Lettre d'opinion - Demain : État d'urgence pour les personnes les plus vulnérables
Par : Léonie Couture, fondatrice et directrice générale de La rue des Femmes, et Anne-Gaël Whiteman, coordonnatrice de la Maison Jacqueline.
MONTRÉAL, le 31 mai 2018 /CNW Telbec/ - Lors des grands froids, le besoin de sécurité des personnes en état d'itinérance chronique les plus vulnérables est souvent un sujet d'actualité sur la place publique, et donne lieu à des mesures hivernales d'hébergement d'urgence qui prennent fin, évidemment, avec la fin de l'hiver. Pourtant, en été, il existe une hausse dramatique des agressions contre les personnes sans abri, particulièrement les femmes. Ce sujet qui retient peu d'attention n'entraîne pas l'établissement de mesures semblables. Est-il donc plus acceptable de mourir d'agression que de mourir de froid?

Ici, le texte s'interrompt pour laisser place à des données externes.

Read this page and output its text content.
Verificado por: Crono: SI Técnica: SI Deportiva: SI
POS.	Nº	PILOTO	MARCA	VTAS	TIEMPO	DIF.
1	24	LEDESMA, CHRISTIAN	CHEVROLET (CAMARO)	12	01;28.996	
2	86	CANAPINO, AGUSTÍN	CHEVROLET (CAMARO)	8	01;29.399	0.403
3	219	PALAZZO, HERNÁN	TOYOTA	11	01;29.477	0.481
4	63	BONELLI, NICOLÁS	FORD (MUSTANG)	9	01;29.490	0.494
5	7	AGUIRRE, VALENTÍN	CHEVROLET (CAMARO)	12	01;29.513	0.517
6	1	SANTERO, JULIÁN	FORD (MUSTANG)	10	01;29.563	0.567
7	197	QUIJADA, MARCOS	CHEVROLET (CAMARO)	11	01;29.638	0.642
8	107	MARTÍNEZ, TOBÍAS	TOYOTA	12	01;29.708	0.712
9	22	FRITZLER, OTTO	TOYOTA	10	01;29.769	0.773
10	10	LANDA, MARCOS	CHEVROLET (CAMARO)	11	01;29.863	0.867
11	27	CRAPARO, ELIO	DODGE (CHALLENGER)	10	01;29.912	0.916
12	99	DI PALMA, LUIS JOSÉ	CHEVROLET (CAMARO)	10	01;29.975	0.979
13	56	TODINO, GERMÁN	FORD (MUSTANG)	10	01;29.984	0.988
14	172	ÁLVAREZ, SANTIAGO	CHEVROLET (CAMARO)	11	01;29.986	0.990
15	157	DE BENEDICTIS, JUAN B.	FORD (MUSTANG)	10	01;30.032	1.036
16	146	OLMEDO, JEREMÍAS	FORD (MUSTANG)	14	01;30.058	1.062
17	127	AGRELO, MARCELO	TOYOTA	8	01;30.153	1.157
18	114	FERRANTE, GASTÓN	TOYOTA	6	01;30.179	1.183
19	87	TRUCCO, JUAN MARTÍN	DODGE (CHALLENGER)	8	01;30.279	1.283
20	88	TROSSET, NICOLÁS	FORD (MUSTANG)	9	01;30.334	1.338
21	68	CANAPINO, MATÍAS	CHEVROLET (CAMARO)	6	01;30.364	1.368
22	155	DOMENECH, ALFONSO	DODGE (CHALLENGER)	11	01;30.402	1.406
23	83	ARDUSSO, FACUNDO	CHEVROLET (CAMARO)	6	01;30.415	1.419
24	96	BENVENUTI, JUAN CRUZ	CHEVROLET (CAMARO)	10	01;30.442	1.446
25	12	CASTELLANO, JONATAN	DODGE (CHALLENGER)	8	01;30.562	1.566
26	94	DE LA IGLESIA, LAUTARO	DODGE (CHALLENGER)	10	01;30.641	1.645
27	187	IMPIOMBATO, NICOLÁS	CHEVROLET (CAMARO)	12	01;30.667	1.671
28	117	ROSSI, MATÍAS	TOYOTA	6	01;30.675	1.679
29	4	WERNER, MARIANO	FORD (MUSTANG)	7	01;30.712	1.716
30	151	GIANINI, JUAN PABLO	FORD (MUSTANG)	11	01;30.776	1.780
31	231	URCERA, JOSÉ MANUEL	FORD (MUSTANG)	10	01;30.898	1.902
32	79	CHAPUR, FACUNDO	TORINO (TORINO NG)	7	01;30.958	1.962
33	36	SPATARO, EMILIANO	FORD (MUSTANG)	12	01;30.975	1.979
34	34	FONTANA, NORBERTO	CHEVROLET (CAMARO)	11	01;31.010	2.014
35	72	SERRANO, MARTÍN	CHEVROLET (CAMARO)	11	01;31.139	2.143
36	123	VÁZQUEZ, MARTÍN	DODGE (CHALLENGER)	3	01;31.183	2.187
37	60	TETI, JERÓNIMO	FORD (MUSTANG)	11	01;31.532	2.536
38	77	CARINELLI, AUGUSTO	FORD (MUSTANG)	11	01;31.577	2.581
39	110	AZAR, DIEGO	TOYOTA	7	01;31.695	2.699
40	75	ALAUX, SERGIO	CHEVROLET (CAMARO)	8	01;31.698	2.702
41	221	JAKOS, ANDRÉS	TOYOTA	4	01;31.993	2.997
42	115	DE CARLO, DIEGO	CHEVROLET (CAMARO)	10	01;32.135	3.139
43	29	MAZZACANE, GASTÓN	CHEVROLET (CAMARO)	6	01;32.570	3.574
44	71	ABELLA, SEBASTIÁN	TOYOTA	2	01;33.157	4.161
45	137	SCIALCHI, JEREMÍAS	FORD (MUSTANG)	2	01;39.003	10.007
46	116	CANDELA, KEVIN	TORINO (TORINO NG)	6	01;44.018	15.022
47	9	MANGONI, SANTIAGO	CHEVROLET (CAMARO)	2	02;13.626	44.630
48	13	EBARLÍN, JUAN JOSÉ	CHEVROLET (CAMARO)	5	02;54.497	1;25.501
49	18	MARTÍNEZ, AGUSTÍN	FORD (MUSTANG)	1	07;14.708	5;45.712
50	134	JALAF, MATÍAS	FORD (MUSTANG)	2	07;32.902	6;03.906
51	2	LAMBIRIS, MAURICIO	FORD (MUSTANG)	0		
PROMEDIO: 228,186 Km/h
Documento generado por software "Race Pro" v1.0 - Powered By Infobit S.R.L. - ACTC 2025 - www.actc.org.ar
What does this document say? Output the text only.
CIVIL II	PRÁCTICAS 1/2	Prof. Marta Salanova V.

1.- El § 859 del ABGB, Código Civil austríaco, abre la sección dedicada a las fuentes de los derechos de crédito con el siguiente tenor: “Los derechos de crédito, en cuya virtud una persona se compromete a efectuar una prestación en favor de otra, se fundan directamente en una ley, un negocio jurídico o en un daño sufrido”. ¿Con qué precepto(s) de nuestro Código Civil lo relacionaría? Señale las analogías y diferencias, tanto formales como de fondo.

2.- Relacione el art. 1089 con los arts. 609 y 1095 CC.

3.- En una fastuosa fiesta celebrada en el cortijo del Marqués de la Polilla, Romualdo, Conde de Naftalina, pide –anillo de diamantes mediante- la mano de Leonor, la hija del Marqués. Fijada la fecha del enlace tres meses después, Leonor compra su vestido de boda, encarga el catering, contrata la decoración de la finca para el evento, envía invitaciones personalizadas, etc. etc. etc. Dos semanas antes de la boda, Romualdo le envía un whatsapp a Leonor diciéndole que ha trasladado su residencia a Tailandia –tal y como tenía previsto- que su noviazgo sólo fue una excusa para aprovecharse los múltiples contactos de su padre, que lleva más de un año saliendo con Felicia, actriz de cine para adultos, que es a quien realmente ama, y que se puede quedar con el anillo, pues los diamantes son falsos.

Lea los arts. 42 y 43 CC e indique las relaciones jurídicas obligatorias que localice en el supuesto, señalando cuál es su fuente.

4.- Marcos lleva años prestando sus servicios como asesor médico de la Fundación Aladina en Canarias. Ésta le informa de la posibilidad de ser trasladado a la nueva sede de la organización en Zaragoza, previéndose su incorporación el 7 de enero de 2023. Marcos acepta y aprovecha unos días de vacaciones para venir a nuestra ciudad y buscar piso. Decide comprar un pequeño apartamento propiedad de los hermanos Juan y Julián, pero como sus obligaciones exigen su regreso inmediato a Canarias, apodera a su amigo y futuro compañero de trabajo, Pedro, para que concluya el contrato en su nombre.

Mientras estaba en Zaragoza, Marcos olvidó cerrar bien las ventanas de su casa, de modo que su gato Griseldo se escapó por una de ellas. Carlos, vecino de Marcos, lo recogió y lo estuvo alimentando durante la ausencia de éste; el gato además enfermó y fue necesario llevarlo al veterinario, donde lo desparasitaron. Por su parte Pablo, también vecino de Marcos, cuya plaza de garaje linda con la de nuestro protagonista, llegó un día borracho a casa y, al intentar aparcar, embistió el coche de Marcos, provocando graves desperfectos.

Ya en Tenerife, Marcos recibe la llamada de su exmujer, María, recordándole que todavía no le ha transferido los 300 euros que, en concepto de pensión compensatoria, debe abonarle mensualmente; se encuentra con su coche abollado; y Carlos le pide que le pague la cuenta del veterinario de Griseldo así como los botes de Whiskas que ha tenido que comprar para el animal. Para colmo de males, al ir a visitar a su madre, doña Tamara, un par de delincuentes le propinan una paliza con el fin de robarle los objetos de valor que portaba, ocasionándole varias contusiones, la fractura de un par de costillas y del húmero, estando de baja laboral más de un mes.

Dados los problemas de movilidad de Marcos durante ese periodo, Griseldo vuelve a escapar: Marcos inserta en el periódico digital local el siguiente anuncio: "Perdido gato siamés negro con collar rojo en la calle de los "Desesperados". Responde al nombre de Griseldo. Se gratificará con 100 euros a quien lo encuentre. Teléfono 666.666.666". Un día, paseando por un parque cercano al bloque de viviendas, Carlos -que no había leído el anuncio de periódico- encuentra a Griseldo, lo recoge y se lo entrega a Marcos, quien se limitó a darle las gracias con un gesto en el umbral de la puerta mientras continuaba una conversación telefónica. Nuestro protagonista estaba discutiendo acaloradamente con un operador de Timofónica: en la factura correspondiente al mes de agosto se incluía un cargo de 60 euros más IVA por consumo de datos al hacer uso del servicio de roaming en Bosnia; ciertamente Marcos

À Montréal, il y a un réel problème de manque de places en hébergement d'urgence pour les personnes en état d'itinérance, les plus vulnérables. Malheureusement, La rue des Femmes est aussi affectée par cette problématique. C'est à des femmes épuisées, qui ont passé la nuit à marcher pour éviter les agressions ou les viols, et qui arrivent à nos centres en suppliant de les garder, à qui nous devrons refuser l'accès à un lit d'urgence, par manque de place.
Les mesures d'urgence mises en place par le CIUSSS du Centre-Sud-de-l'Île-de-Montréal, la Ville de Montréal et plusieurs partenaires communautaires sont maintenant terminées, avec la fermeture de 10 lits d'urgence supplémentaires de la Maison Jacqueline le 31 mai. Ces mesures hivernales visaient à s'assurer qu'il y ait une offre d'hébergement d'urgence suffisante pour répondre à la demande quotidienne.
Un manque criant de place
À partir de demain, 1er juin, nous sommes en situation d'urgence. C'est à partir de cette date que le problème d'hébergement d'urgence sera amplifié et le nombre de manque de places augmentera considérablement pour les plus vulnérables. Cela veut tout simplement dire que ces personnes seront littéralement dans la rue tout l'été, sans aucune autre option, autant de jour que de nuit.
Le besoin est urgent. Rien ne s'annonce pour pallier à cette situation, qui se répète chaque année. Ne soyez donc pas surpris de voir cet été le tissu urbain envahi de personnes en état d'itinérance chronique présentant des troubles de santé mentale et des problématiques de consommation.
20 à 30 refus par jour…multipliés par 3!
Actuellement à La rue des Femmes, le nombre de femmes que nous sommes forcées de refuser par manque de place est effarant : entre 20 et 30 femmes par jour. Ce nombre triplera suite à la fermeture de nos 10 lits supplémentaires de la Maison Jacqueline. Aux refus, il faut aussi ajouter le nombre de femmes que nous ne pouvons référer et envoyer nulle part ailleurs. En cause : la gravité de leur état.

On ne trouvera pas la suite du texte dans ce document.